月々生活費として10円20円と金を渡していたことにして、巷間思われているような「神近市子は大杉栄の生活を支えていたパトロンであった」という誤解をなぞるのは、事実と明らかに違うのでできないとしても、大杉栄は稀代の女たらしだったことにすることくらいはできたのではないか。そんな記録はないですが、記録のないところでそうだったことにしても、あんまり問題にはならなかったかもしれない。

しかし、瀬戸内寂聴は大杉栄を貶めるようなことはできなかったのでしょう。

そこに手を加えていないがために、瀬戸内寂聴著『美は乱調にあり』も役に立つ。
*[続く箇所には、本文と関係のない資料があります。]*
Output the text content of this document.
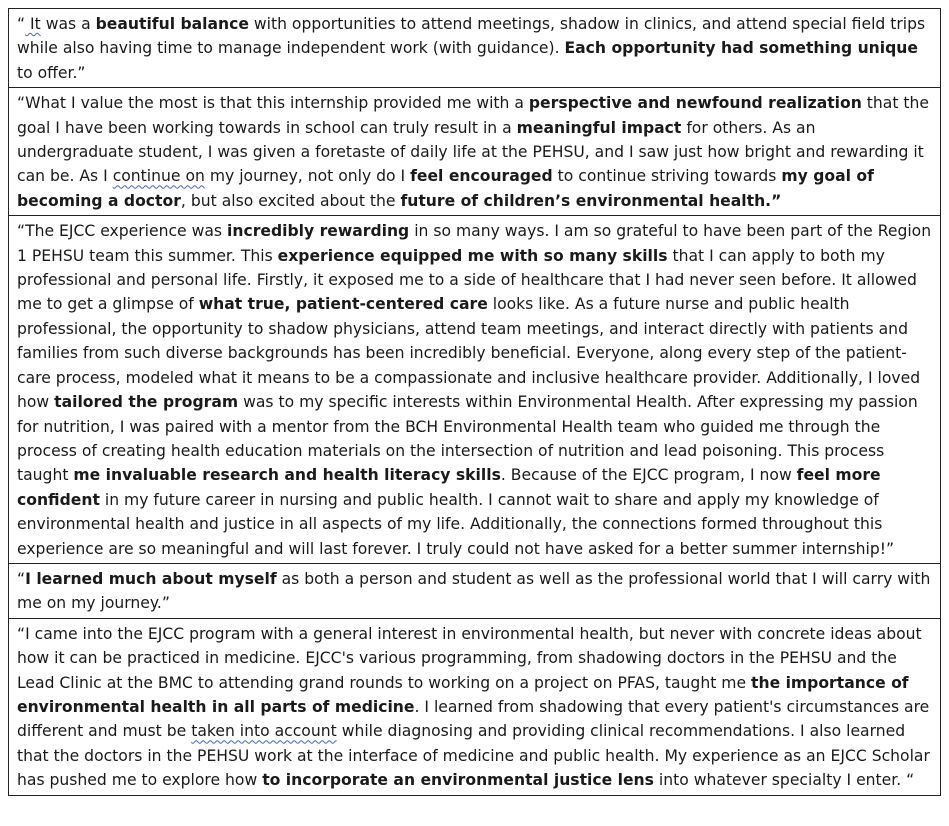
“ It was a beautiful balance with opportunities to attend meetings, shadow in clinics, and attend special field trips while also having time to manage independent work (with guidance). Each opportunity had something unique to offer.”
“What I value the most is that this internship provided me with a perspective and newfound realization that the goal I have been working towards in school can truly result in a meaningful impact for others. As an undergraduate student, I was given a foretaste of daily life at the PEHSU, and I saw just how bright and rewarding it can be. As I continue on my journey, not only do I feel encouraged to continue striving towards my goal of becoming a doctor, but also excited about the future of children’s environmental health.”
“The EJCC experience was incredibly rewarding in so many ways. I am so grateful to have been part of the Region 1 PEHSU team this summer. This experience equipped me with so many skills that I can apply to both my professional and personal life. Firstly, it exposed me to a side of healthcare that I had never seen before. It allowed me to get a glimpse of what true, patient-centered care looks like. As a future nurse and public health professional, the opportunity to shadow physicians, attend team meetings, and interact directly with patients and families from such diverse backgrounds has been incredibly beneficial. Everyone, along every step of the patient-care process, modeled what it means to be a compassionate and inclusive healthcare provider. Additionally, I loved how tailored the program was to my specific interests within Environmental Health. After expressing my passion for nutrition, I was paired with a mentor from the BCH Environmental Health team who guided me through the process of creating health education materials on the intersection of nutrition and lead poisoning. This process taught me invaluable research and health literacy skills. Because of the EJCC program, I now feel more confident in my future career in nursing and public health. I cannot wait to share and apply my knowledge of environmental health and justice in all aspects of my life. Additionally, the connections formed throughout this experience are so meaningful and will last forever. I truly could not have asked for a better summer internship!”
“I learned much about myself as both a person and student as well as the professional world that I will carry with me on my journey.”
“I came into the EJCC program with a general interest in environmental health, but never with concrete ideas about how it can be practiced in medicine. EJCC's various programming, from shadowing doctors in the PEHSU and the Lead Clinic at the BMC to attending grand rounds to working on a project on PFAS, taught me the importance of environmental health in all parts of medicine. I learned from shadowing that every patient's circumstances are different and must be taken into account while diagnosing and providing clinical recommendations. I also learned that the doctors in the PEHSU work at the interface of medicine and public health. My experience as an EJCC Scholar has pushed me to explore how to incorporate an environmental justice lens into whatever specialty I enter. “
この小説を慎重に読めば、大杉栄は決して女たらしというタイプではなかったこともわかります。

ここに登場する大杉栄の相手は、同棲していた歳上の女、妻の堀保子、伊藤野枝、神近市子だけです。大杉栄は、性愛の自由を主張しながら、実際にはこれ以外に浮いた話はなかったのではなかろうか(寮での同性との行為や淡い恋は除く)。女郎屋にも行ったことがないと自分で書いてます。そこまでの行動は、同世代の活動家としては地味とさえ言えます。
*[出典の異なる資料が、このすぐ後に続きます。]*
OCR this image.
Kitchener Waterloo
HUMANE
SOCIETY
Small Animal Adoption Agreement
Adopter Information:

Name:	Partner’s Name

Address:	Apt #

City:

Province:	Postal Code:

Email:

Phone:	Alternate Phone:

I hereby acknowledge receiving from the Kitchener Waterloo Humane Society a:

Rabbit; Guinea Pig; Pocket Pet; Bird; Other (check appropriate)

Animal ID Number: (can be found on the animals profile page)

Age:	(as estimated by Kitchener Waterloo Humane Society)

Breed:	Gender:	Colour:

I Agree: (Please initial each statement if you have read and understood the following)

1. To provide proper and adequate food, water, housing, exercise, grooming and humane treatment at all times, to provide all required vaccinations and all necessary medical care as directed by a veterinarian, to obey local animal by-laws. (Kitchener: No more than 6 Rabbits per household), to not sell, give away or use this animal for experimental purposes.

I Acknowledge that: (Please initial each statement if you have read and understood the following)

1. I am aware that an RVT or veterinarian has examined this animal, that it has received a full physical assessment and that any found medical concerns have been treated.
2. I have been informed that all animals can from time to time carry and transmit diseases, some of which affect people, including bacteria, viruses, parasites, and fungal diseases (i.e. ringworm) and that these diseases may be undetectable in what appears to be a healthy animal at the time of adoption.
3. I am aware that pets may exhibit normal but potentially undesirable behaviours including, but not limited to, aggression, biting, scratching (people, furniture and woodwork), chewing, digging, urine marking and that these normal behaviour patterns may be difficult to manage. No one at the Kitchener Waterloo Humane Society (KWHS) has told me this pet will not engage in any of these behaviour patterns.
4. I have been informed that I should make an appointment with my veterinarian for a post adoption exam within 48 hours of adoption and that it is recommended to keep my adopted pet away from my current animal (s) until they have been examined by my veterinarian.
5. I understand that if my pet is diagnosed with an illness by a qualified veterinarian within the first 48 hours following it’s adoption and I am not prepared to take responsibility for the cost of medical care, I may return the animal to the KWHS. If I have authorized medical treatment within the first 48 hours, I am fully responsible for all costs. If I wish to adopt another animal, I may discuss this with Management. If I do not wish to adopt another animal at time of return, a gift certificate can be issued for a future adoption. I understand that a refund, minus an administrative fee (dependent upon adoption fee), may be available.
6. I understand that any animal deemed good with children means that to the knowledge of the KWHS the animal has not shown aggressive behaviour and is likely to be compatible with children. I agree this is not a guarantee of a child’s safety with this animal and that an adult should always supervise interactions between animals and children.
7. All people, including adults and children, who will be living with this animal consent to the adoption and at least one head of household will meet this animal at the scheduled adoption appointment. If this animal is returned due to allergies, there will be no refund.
大杉栄は堀保子との生活を続けていて、ここに現れたのが伊藤野枝です。伊藤野枝と大杉栄は、ご多分に漏れず、思想的同志を超えた愛情を交換するような原稿を書き合って、そのことは多くの者が知るところでした。

しかし、この関係はしばらくの間は深まることはありませんでした。大杉栄と辻潤は互いに好意を持っていましたから、さすがにその妻を奪うことはできなかったのでしょうし、自分にも保子がいることが抑制したのだろうと思います。伊藤野枝もはっきりと大杉栄に好意を抱きながら、かつ辻潤への愛情が失せつつありながら、子どももいるため、踏み込むことはできませんでした。
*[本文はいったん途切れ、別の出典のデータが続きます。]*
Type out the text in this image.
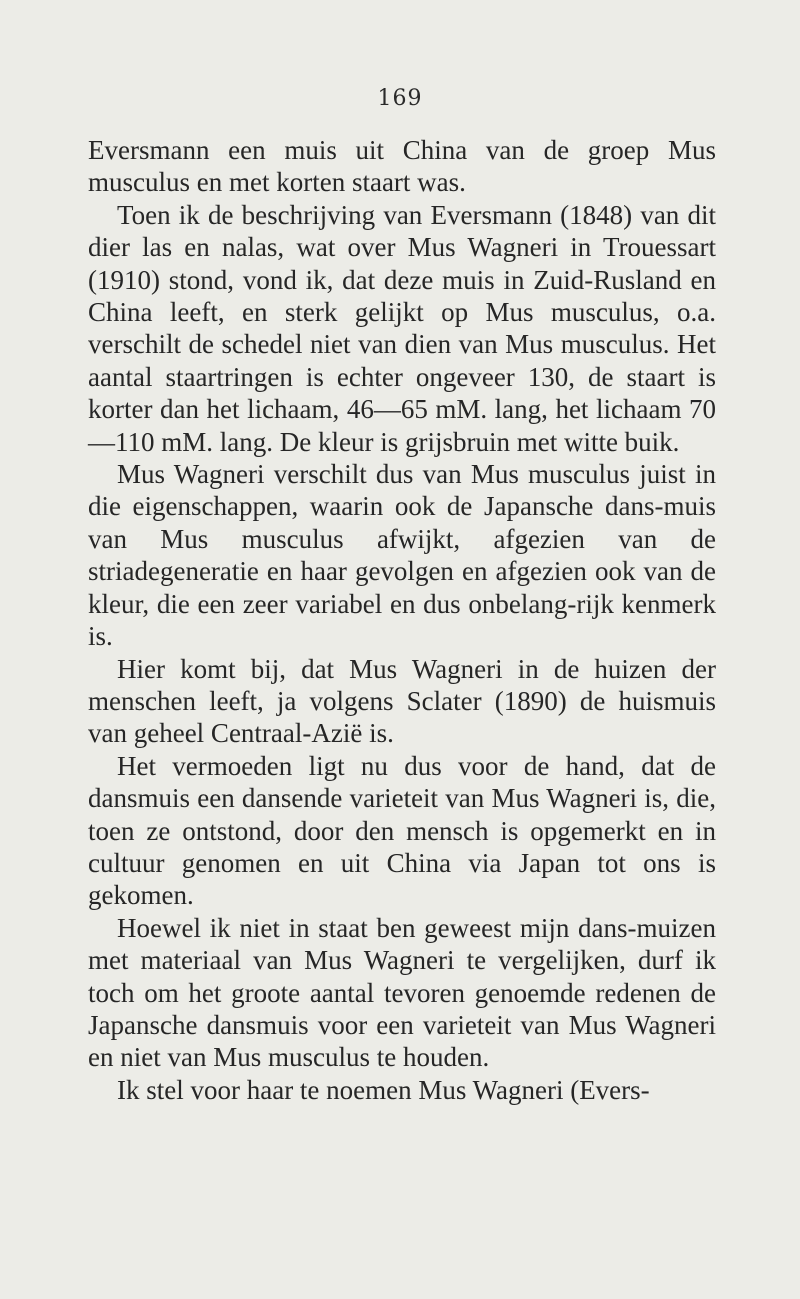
169

Eversmann een muis uit China van de groep Mus musculus en met korten staart was.

Toen ik de beschrijving van Eversmann (1848) van dit dier las en nalas, wat over Mus Wagneri in Trouessart (1910) stond, vond ik, dat deze muis in Zuid-Rusland en China leeft, en sterk gelijkt op Mus musculus, o.a. verschilt de schedel niet van dien van Mus musculus. Het aantal staartringen is echter ongeveer 130, de staart is korter dan het lichaam, 46—65 mM. lang, het lichaam 70—110 mM. lang. De kleur is grijsbruin met witte buik.

Mus Wagneri verschilt dus van Mus musculus juist in die eigenschappen, waarin ook de Japansche dans-muis van Mus musculus afwijkt, afgezien van de striadegeneratie en haar gevolgen en afgezien ook van de kleur, die een zeer variabel en dus onbelang-rijk kenmerk is.

Hier komt bij, dat Mus Wagneri in de huizen der menschen leeft, ja volgens Sclater (1890) de huismuis van geheel Centraal-Azië is.

Het vermoeden ligt nu dus voor de hand, dat de dansmuis een dansende varieteit van Mus Wagneri is, die, toen ze ontstond, door den mensch is opgemerkt en in cultuur genomen en uit China via Japan tot ons is gekomen.

Hoewel ik niet in staat ben geweest mijn dans-muizen met materiaal van Mus Wagneri te vergelijken, durf ik toch om het groote aantal tevoren genoemde redenen de Japansche dansmuis voor een varieteit van Mus Wagneri en niet van Mus musculus te houden.

Ik stel voor haar te noemen Mus Wagneri (Evers-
※今まで辻潤の写真を出していませんでしたが、右が辻潤。左は伊藤野枝との子どもである辻まこと。昭和三年、シンガポール動物園にて。こちらから借りました。

 

 

劣等感と優越感が交互に表れる神近市子

 

vivanon_sentenceこのバランスを壊したのが神近市子です。どっちから迫ったのかについて、私は確認できていないですが、瀬戸内寂聴は、強くではないにせよ、神近市子の方から言い寄ったと見ています。それを示す資料に基づいているのではなく、瀬戸内寂聴の想像かとも思うのですが、大杉栄のそれまでの行動から、こう想像したのはもっともです。つまり、神近市子は自身の意思で、堀保子、伊藤野枝がいることを知りながら大杉栄との関係をスタートさせたってことです。

神近市子との関係が始まると、今度は伊藤野枝と大杉栄との関係が再燃し、伊藤野枝は辻潤を捨て、大杉栄のもとに走ります。そうなったのは神近市子の関係がきっかけにもなったのでしょうが、もともと惹き合っていた関係でしたから、大杉栄も今度は躊躇はなく、自身が書いているように、雑誌が発禁続きで身動きがとれず、ヤケになっていたということもありましょうし、例の「戦略的話題作り」も頭にはあったでしょう。

それを知った神近市子は伊藤野枝に対する強烈な嫉妬を抱くようになっていきます。

ここが神近市子の面白いところです。神近市子は妻の堀保子がいることを知っていても眼中にはありませんでした。

神近市子が保子にあからさまに優越感を抱いたのは、彼女のコンプレックスの表れでもあります。男にとって魅力のない女なのだと彼女は自覚していましたが、保子には勝てると思ってました。自分の方が若く、才能も新聞記者という地位もあります。劣等感の強い人によくあることです。優越できる点を探して、優越できる相手には強く出る。人を対等には見ない。

上野千鶴子には媚びへつらっても、セックスワーカーからの抗議には真摯には答えない人もそういうタイプかもしれない。いや、「かがみよかがみ」の伊藤あかり編集長のことだなんて誰も言ってません。伊藤あかり編集長のことを侮蔑する流れではないので、批判されても反論しようがない。

※辻まこともすごく気になっているのですが、読んだことはない。今も画文集『山からの絵本』などが出ています。伊藤野枝は虐殺され、辻潤は餓死し、辻まことは自殺。